When using GROUP BY, do we always have to group by a selected column?

Question

When using the GROUP BY clause, do we always have to group by one of the selected columns listed after SELECT?

Answer

No, you can GROUP BY a column that was not included in the SELECT statement.

For example, this query does not list the price column in the SELECT, but it does group the data by that column.

SELECT name, downloads
FROM fake_apps
GROUP BY price;

However, usually we do include the grouped by column in the SELECT for the sake of clarity, so that it’s easier to see what rows belong to which group.

15 Likes

I tire it and it did not work out… in the example project on CAmy it gave me only the SUM.

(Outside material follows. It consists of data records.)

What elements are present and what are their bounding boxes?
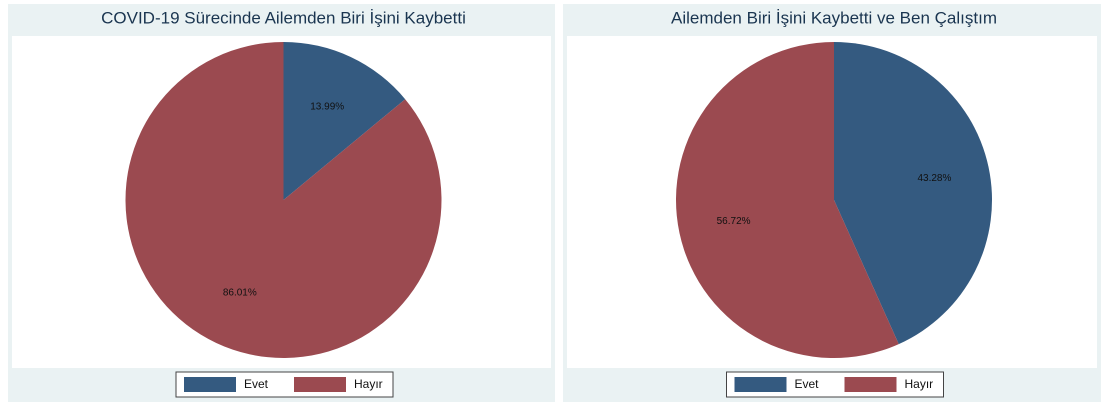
pie-slice — [283, 42, 406, 200]
legend-label: Evet — [244, 377, 269, 391]
legend-swatch — [184, 377, 236, 392]
legend-swatch — [844, 377, 897, 392]
slice-label: 86.01% — [223, 288, 257, 299]
legend-label: Evet — [795, 377, 820, 391]
slice-label: 56.72% — [717, 216, 751, 227]
chart-title: COVID-19 Sürecinde Ailemden Biri İşini K… — [101, 8, 466, 27]
legend-label: Hayır — [905, 377, 934, 391]
legend-label: Hayır — [354, 377, 383, 391]
slice-label: 13.99% — [310, 102, 344, 113]
pie-slice — [676, 42, 899, 359]
chart-title: Ailemden Biri İşini Kaybetti ve Ben Çalı… — [671, 8, 997, 27]
slice-label: 43.28% — [917, 173, 951, 184]
legend-swatch — [294, 377, 346, 392]
pie-slice — [834, 42, 993, 345]
legend-swatch — [734, 377, 787, 392]
pie-slice — [125, 42, 442, 359]
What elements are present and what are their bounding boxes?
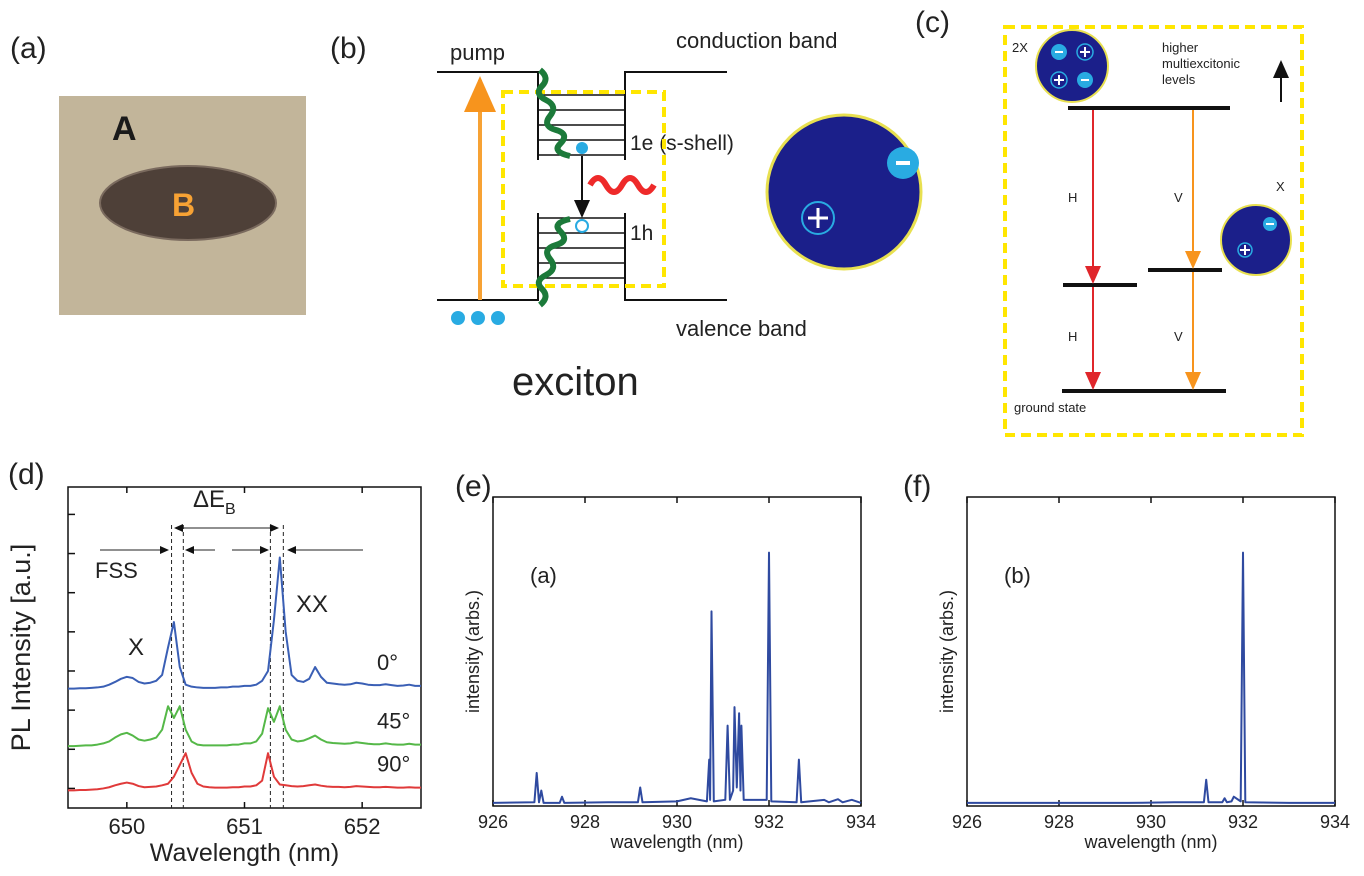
y-axis-label: PL Intensity [a.u.] xyxy=(6,544,36,752)
x-tick-label: 930 xyxy=(662,812,692,832)
electron xyxy=(471,311,485,325)
electron xyxy=(576,142,588,154)
series-line xyxy=(967,551,1335,804)
label: ground state xyxy=(1014,400,1086,415)
hole xyxy=(1050,71,1068,89)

In your example, what name and download will be then displayed in each line?

The display will start with price = 0.0, but what name and downloads will it display then?

In my experience, it will display the name, downloads of the last item having a price = 0.0

This question is confusing.

6 Likes

I tried running i and it gives out a result. Not sure how is it calculating?

can anyone help?

1 Like

The above code should not be used. Every non aggregate column used in SELECT statement must be added to GROUP BY clause.

2 Likes

Hi All,

I have tried, That wont work for me,

My Query was given below,

-- 'GROUP BY' Clause
-- It is Clause in SQL that is used with aggregate functions. It is used in collaboration with the SELECT statement to arrange
-- identical data into groups.
-- This 'GROUP BY' Statement comes after any 'WHERE' Statement, but before 'ORDER BY' OR 'LIMIT'

IF EXISTS(SELECT * FROM INFORMATION_SCHEMA.TABLES WHERE TABLE_NAME='GroupClause')
BEGIN
	TRUNCATE TABLE GroupClause
	DROP TABLE GroupClause
END
IF NOT EXISTS(SELECT * FROM INFORMATION_SCHEMA.TABLES WHERE TABLE_NAME='GroupClause')
BEGIN
	CREATE TABLE GroupClause
	( 
		ID INT,
		MovieName VARCHAR(200),
		ReleaseYear VARCHAR(200),
		UserRating FLOAT,
);
	INSERT INTO GroupClause(ID, MovieName,ReleaseYear,UserRating)
				   VALUES (1,'Iron Man','2009',86.2),
					(2,'Win Man','2018',86.1),
					(3,'Heartin Man','2008',25.2),
					(4,'Lucky Man','2009',34.45),
					(5,'Warner Man','2008',25.23),
					(6,'Evil Man','2010',67.1),
					(7,'Spider Man','2010',78.98),
					(8,'Lone Ranger','2015',67.11),
					(9,'Green Lanrern','2011',87.22),
					(10,'Wonder Woman','2012',34.45),
					(11,'X Men','2012',99.12),
					(12,'Fast and Furious','2012',100),
					(13,'Failure Man','2013',86.1),
					(14,'Successful Man','2013',55.35),
					(15,'Pain Man','2014',12.12),
					(16,'Cry Man','2018',24.24),
					(17,'Vanish Man','2015',36.35),
					(18,'Torque Man','2010',06.87),
					(19,'Stupid Man','2018',55.98),
					(20,'Gaint Man','2008',56.76),
					(21,'Faithful Man','2014',57.90);
END

IF EXISTS(SELECT * FROM GroupClause)
BEGIN
	SELECT ROUND(AVG(UserRating),2) AS AvgRating, ReleaseYear FROM GroupClause
	GROUP BY ReleaseYear

	SELECT SUM(ID), MovieName,ReleaseYear FROM GroupClause
	GROUP BY UserRating
	
END

My SQL Version :

Microsoft SQL Server 2019 (RTM) - 15.0.2000.5

Thanks,
Thiruanvukkarasu G

2 Likes

Basically, GROUPBY performs the same as DISTINCT? How are they different exactly?

2 Likes

I tried running it as well, but added the ‘price’ category.
Here’s the code:

SELECT name, downloads, price
FROM fake_apps
GROUP BY price;

The output was:

Screen Shot 2021-01-23 at 8.56.12 PM

So, what can we observe? It has indeed been grouped by price, by why does it show only the name of one app?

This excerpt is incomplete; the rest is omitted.